Let $C$ be a small linear category over a commutative ring $R$. A *representation* of $C$ is an $R$-linear functor $C \to \mathrm{Mod}(R)$. For example, for each $c\in C$, there is a representation $[c] = \hom_C(c,-)$. These representations are called *generators*, because every representation can be written as a quotient $\bigoplus_{i\in I} [c_i] / \bigoplus_{j\in J} [c'_j]$ for some indexing sets $I,J$ and objects $c_i,c'_j \in C$.

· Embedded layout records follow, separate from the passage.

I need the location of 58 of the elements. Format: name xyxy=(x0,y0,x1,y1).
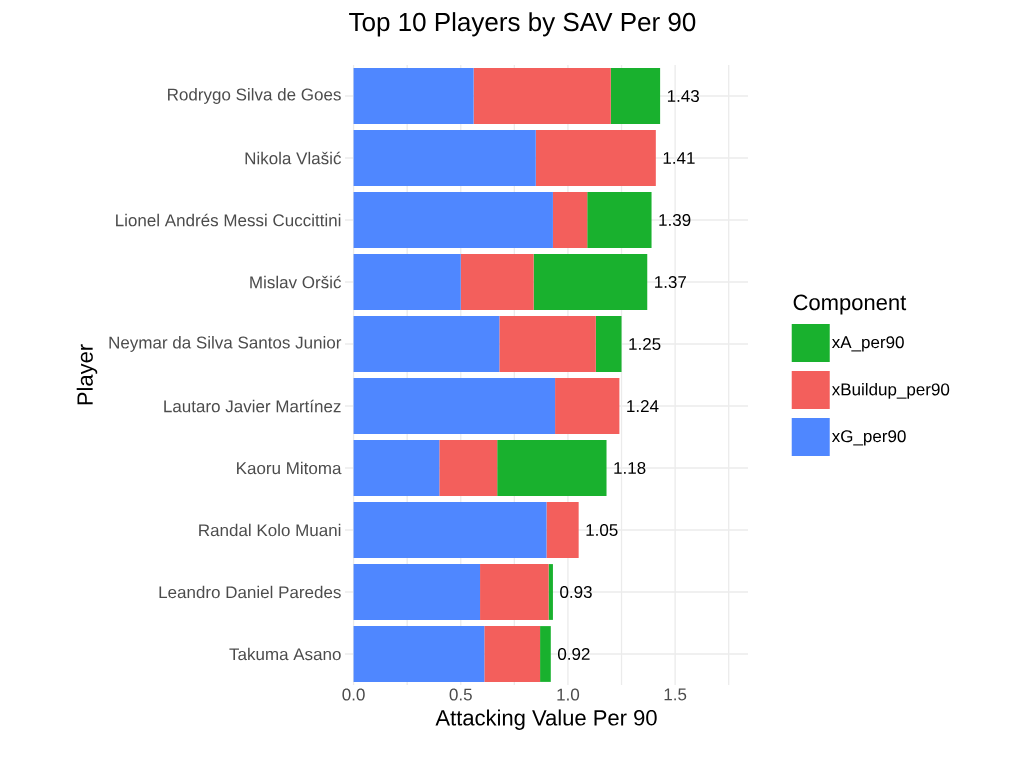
bar xyxy=(353,68,474,124)
bar xyxy=(546,502,579,558)
x-tick-label: 0.0 xyxy=(342,688,365,701)
bar xyxy=(480,564,549,620)
y-tick-label: Nikola Vlašić xyxy=(245,151,341,165)
y-tick-label: Randal Kolo Muani xyxy=(199,523,341,537)
bar xyxy=(587,192,652,248)
bar xyxy=(555,378,620,434)
bar xyxy=(353,130,536,186)
y-tick-label: Neymar da Silva Santos Junior xyxy=(109,336,342,352)
bar xyxy=(552,192,588,248)
y-tick-label: Takuma Asano xyxy=(229,647,341,661)
total-label: 1.18 xyxy=(614,461,646,475)
total-label: 1.05 xyxy=(586,523,618,537)
bar xyxy=(460,254,534,310)
bar xyxy=(540,626,551,682)
total-label: 1.43 xyxy=(667,89,699,103)
y-tick-label: Lautaro Javier Martínez xyxy=(164,399,341,413)
bar xyxy=(499,316,596,372)
bar xyxy=(353,502,547,558)
y-tick-label: Lionel Andrés Messi Cuccittini xyxy=(116,213,341,227)
y-tick-label: Rodrygo Silva de Goes xyxy=(168,88,341,104)
bar xyxy=(353,564,481,620)
chart-title: Top 10 Players by SAV Per 90 xyxy=(349,12,696,37)
total-label: 1.37 xyxy=(655,275,687,289)
total-label: 1.24 xyxy=(627,400,659,412)
total-label: 0.92 xyxy=(557,647,590,661)
x-tick-label: 1.5 xyxy=(664,688,687,701)
bar xyxy=(353,440,440,496)
bar xyxy=(353,316,500,372)
y-axis-title: Player xyxy=(76,344,98,405)
bar xyxy=(533,254,648,310)
bar xyxy=(535,130,656,186)
bar xyxy=(595,316,622,372)
legend-title: Component xyxy=(793,294,907,315)
bar xyxy=(484,626,541,682)
bar xyxy=(548,564,553,620)
legend-label: xG_per90 xyxy=(831,430,906,446)
x-tick-label: 1.0 xyxy=(557,688,580,701)
bar xyxy=(439,440,498,496)
total-label: 1.25 xyxy=(629,337,661,351)
y-tick-label: Mislav Oršić xyxy=(250,275,341,289)
bar xyxy=(610,68,661,124)
bar xyxy=(497,440,607,496)
total-label: 1.41 xyxy=(663,152,695,164)
x-tick-label: 0.5 xyxy=(449,688,472,701)
bar xyxy=(353,626,485,682)
x-axis-title: Attacking Value Per 90 xyxy=(435,709,657,730)
y-tick-label: Kaoru Mitoma xyxy=(237,461,342,475)
bar xyxy=(473,68,611,124)
bar xyxy=(353,378,556,434)
y-tick-label: Leandro Daniel Paredes xyxy=(159,585,341,599)
legend-label: xBuildup_per90 xyxy=(831,382,950,399)
legend-label: xA_per90 xyxy=(831,336,904,352)
total-label: 1.39 xyxy=(659,213,691,227)
total-label: 0.93 xyxy=(560,585,592,599)
bar xyxy=(353,254,461,310)
bar xyxy=(353,192,553,248)
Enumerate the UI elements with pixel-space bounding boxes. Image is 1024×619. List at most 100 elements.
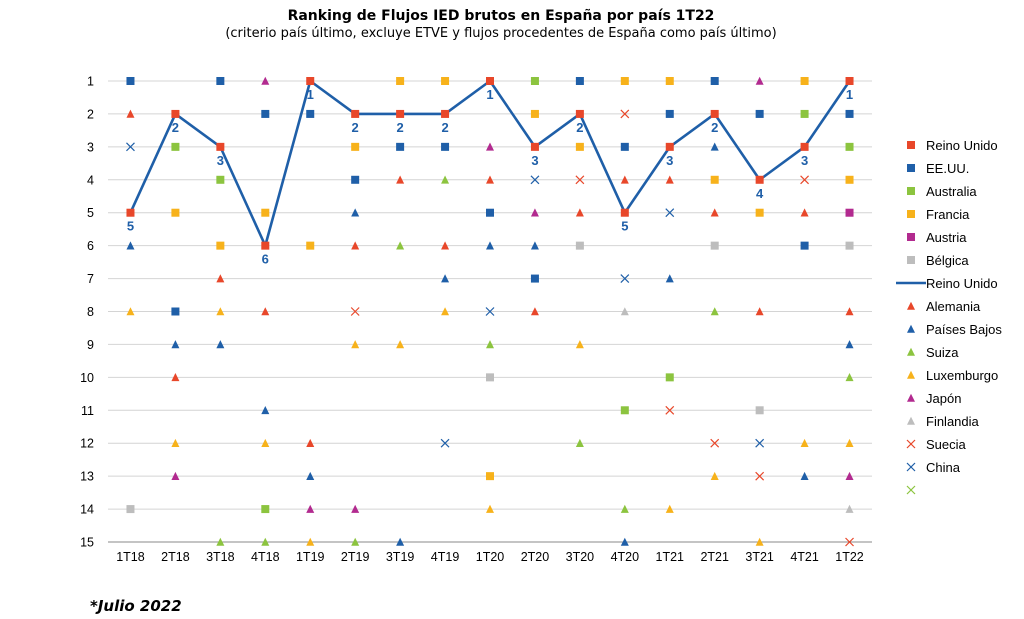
legend-label-luxemburgo-10: Luxemburgo [926, 368, 998, 383]
point-luxemburgo-10-2t19 [351, 340, 360, 349]
x-tick-label-1t21: 1T21 [656, 550, 685, 564]
point-francia-3-1t20 [486, 472, 494, 481]
point-paises-bajos-8-4t19 [441, 274, 450, 283]
point-reino-unido-0-3t20 [575, 109, 584, 118]
y-tick-label-13: 13 [80, 470, 94, 484]
legend-label-paises-bajos-8: Países Bajos [926, 322, 1002, 337]
point-china-14-4t20 [620, 274, 630, 283]
point-francia-3-2t20 [530, 109, 539, 118]
point-suiza-9-4t18 [261, 537, 270, 546]
data-label-4t18: 6 [262, 252, 269, 267]
point-luxemburgo-10-1t21 [665, 504, 674, 513]
point-alemania-7-3t19 [396, 175, 405, 184]
point-japon-11-4t18 [261, 76, 270, 85]
point-francia-3-1t22 [845, 175, 854, 184]
point-ee-uu-1-3t20 [575, 77, 584, 85]
point-reino-unido-0-1t19 [306, 77, 315, 85]
point-china-14-3t21 [755, 438, 765, 448]
x-tick-label-2t18: 2T18 [161, 550, 190, 564]
point-australia-2-1t22 [845, 142, 854, 151]
point-ee-uu-1-2t21 [710, 77, 719, 85]
point-luxemburgo-10-1t20 [486, 504, 494, 513]
point-japon-11-1t19 [306, 504, 315, 513]
point-australia-2-4t20 [620, 406, 629, 415]
point-reino-unido-0-1t22 [845, 77, 854, 85]
point-alemania-7-1t18 [126, 109, 135, 118]
data-label-1t21: 3 [666, 153, 673, 168]
point-paises-bajos-8-4t20 [620, 537, 629, 546]
point-china-14-1t21 [665, 208, 675, 218]
point-suiza-9-1t20 [486, 340, 494, 349]
point-luxemburgo-10-1t19 [306, 537, 315, 546]
point-suecia-13-2t21 [710, 438, 720, 448]
data-label-3t18: 3 [217, 153, 224, 168]
point-reino-unido-0-4t18 [261, 241, 270, 250]
point-alemania-7-1t19 [306, 438, 315, 448]
point-alemania-7-1t20 [486, 175, 494, 184]
point-ee-uu-1-4t18 [261, 109, 270, 118]
legend-marker-finlandia-12 [907, 416, 915, 425]
point-ee-uu-1-3t18 [216, 77, 225, 85]
point-luxemburgo-10-3t20 [575, 340, 584, 349]
point-francia-3-3t20 [575, 142, 584, 151]
point-paises-bajos-8-1t22 [845, 340, 854, 349]
y-tick-label-12: 12 [80, 437, 94, 451]
legend-marker-series-15 [906, 485, 916, 495]
point-suecia-13-4t21-stroke-b [800, 175, 810, 185]
data-label-3t20: 2 [576, 120, 583, 135]
y-tick-label-6: 6 [87, 239, 94, 253]
data-label-2t20: 3 [531, 153, 538, 168]
point-belgica-5-3t20 [575, 241, 584, 250]
point-suiza-9-3t20 [575, 438, 584, 448]
point-japon-11-1t20 [486, 142, 494, 151]
point-luxemburgo-10-3t21 [755, 537, 764, 546]
point-luxemburgo-10-4t19 [441, 307, 450, 316]
point-alemania-7-4t19 [441, 241, 450, 250]
data-label-2t21: 2 [711, 120, 718, 135]
y-tick-label-8: 8 [87, 305, 94, 319]
point-ee-uu-1-1t19 [306, 109, 315, 118]
point-china-14-1t20-stroke-b [485, 307, 495, 316]
legend-marker-australia-2 [907, 187, 915, 195]
x-tick-label-2t21: 2T21 [700, 550, 729, 564]
data-label-1t22: 1 [846, 87, 853, 102]
point-suecia-13-3t21-stroke-b [755, 471, 765, 481]
point-japon-11-2t18 [171, 471, 180, 480]
legend-marker-ee-uu-1 [907, 164, 915, 172]
point-belgica-5-1t22 [845, 241, 854, 250]
x-tick-label-4t20: 4T20 [611, 550, 640, 564]
legend-label-reino-unido-0: Reino Unido [926, 138, 998, 153]
point-belgica-5-1t18 [126, 505, 135, 514]
x-tick-label-3t20: 3T20 [566, 550, 595, 564]
point-francia-3-4t21 [800, 77, 809, 85]
x-tick-label-1t19: 1T19 [296, 550, 325, 564]
legend-label-suiza-9: Suiza [926, 345, 959, 360]
point-alemania-7-3t21 [755, 307, 764, 316]
legend-marker-belgica-5 [907, 256, 915, 264]
point-ee-uu-1-1t22 [845, 109, 854, 118]
point-reino-unido-0-2t19 [351, 109, 360, 118]
point-ee-uu-1-4t20 [620, 142, 629, 151]
data-label-2t19: 2 [352, 120, 359, 135]
point-suecia-13-3t20 [575, 175, 585, 185]
point-paises-bajos-8-1t20 [486, 241, 494, 250]
x-tick-label-2t19: 2T19 [341, 550, 370, 564]
data-label-4t19: 2 [441, 120, 448, 135]
point-suecia-13-2t21-stroke-b [710, 438, 720, 448]
point-suecia-13-2t19-stroke-b [350, 307, 360, 316]
point-suiza-9-3t19 [396, 241, 405, 250]
point-belgica-5-3t21 [755, 406, 764, 415]
point-alemania-7-2t21 [710, 208, 719, 217]
legend-label-ee-uu-1: EE.UU. [926, 161, 969, 176]
point-alemania-7-4t20 [620, 175, 629, 184]
point-australia-2-4t18 [261, 505, 270, 514]
point-china-14-3t21-stroke-b [755, 438, 765, 448]
y-tick-label-5: 5 [87, 206, 94, 220]
point-alemania-7-1t22 [845, 307, 854, 316]
point-francia-3-3t18 [216, 241, 225, 250]
point-paises-bajos-8-4t18 [261, 405, 270, 415]
point-japon-11-1t22 [845, 471, 854, 480]
point-suecia-13-3t21 [755, 471, 765, 481]
chart-title: Ranking de Flujos IED brutos en España p… [287, 8, 715, 24]
legend-marker-china-14 [906, 462, 916, 472]
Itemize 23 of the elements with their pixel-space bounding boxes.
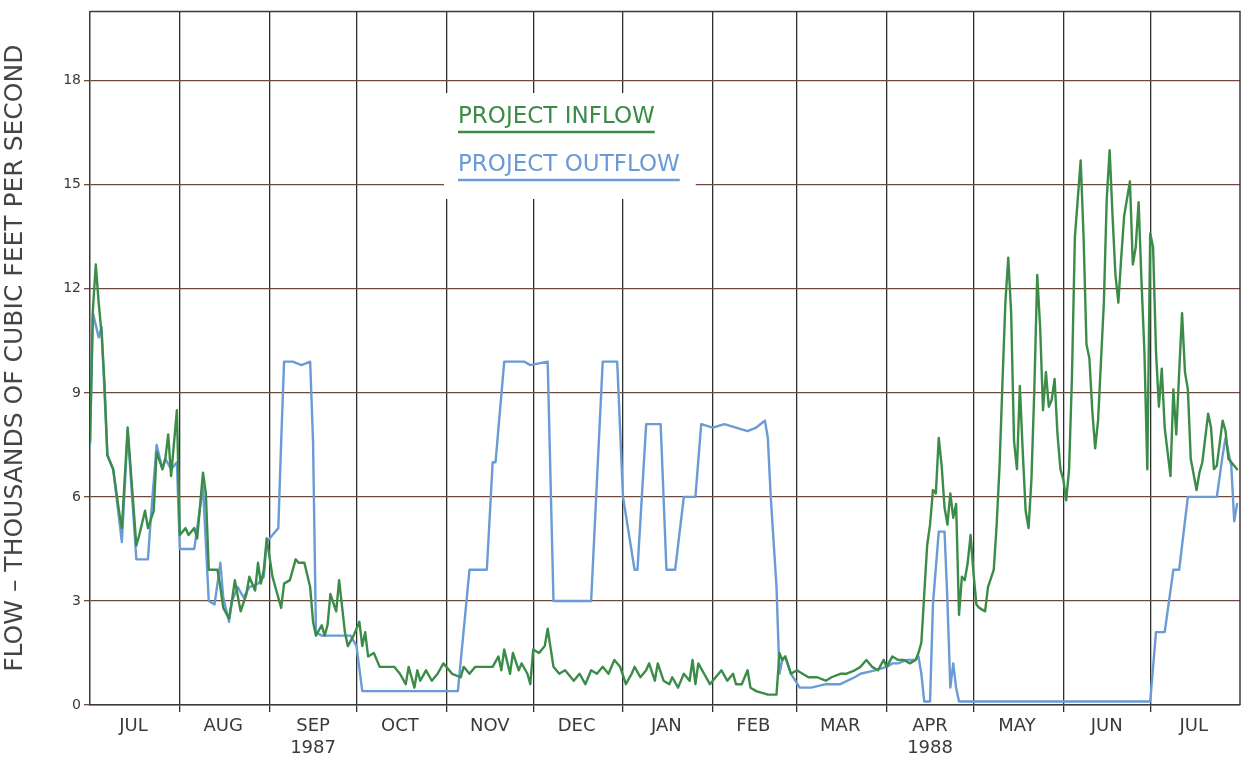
y-tick-label: 6	[72, 487, 82, 504]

A representation $M$ is *finitely generated* if it can be written in such a way with $|I|<\infty$. Equivalently, $M$ is finitely generated if there is a surjection $\bigoplus_{i=1}^n [c_i] \to M$ for some finite list $\{c_i\}$ of objects in $C$. A map of representations is a surjection iff it evaluates to a surjection in $\mathrm{Mod}(R)$ when evaluated at each object in $C$.

The category $C$ is *Noetherian* if every subrepresentation of every generator is finitely generated. This is ~~the~~ **a** natural generalization of the case of algebras (which correspond to categories with only one object, hence subrepresentations are ideals).

What strategies are there to prove that some given category is Noetherian?

For example, is there a notion of "Ore extension" of categories for which Noetherian-ness is preserved?

In my case, I have a few categories that I would like to be Noetherian. They are constructed from smaller, known-to-be-Noetherian categories by some process that looks a bit like Ore extension, and then a bit not.

I'd rather not reinvent the wheel (or the stethoscope or the transistor or...) if I can help it.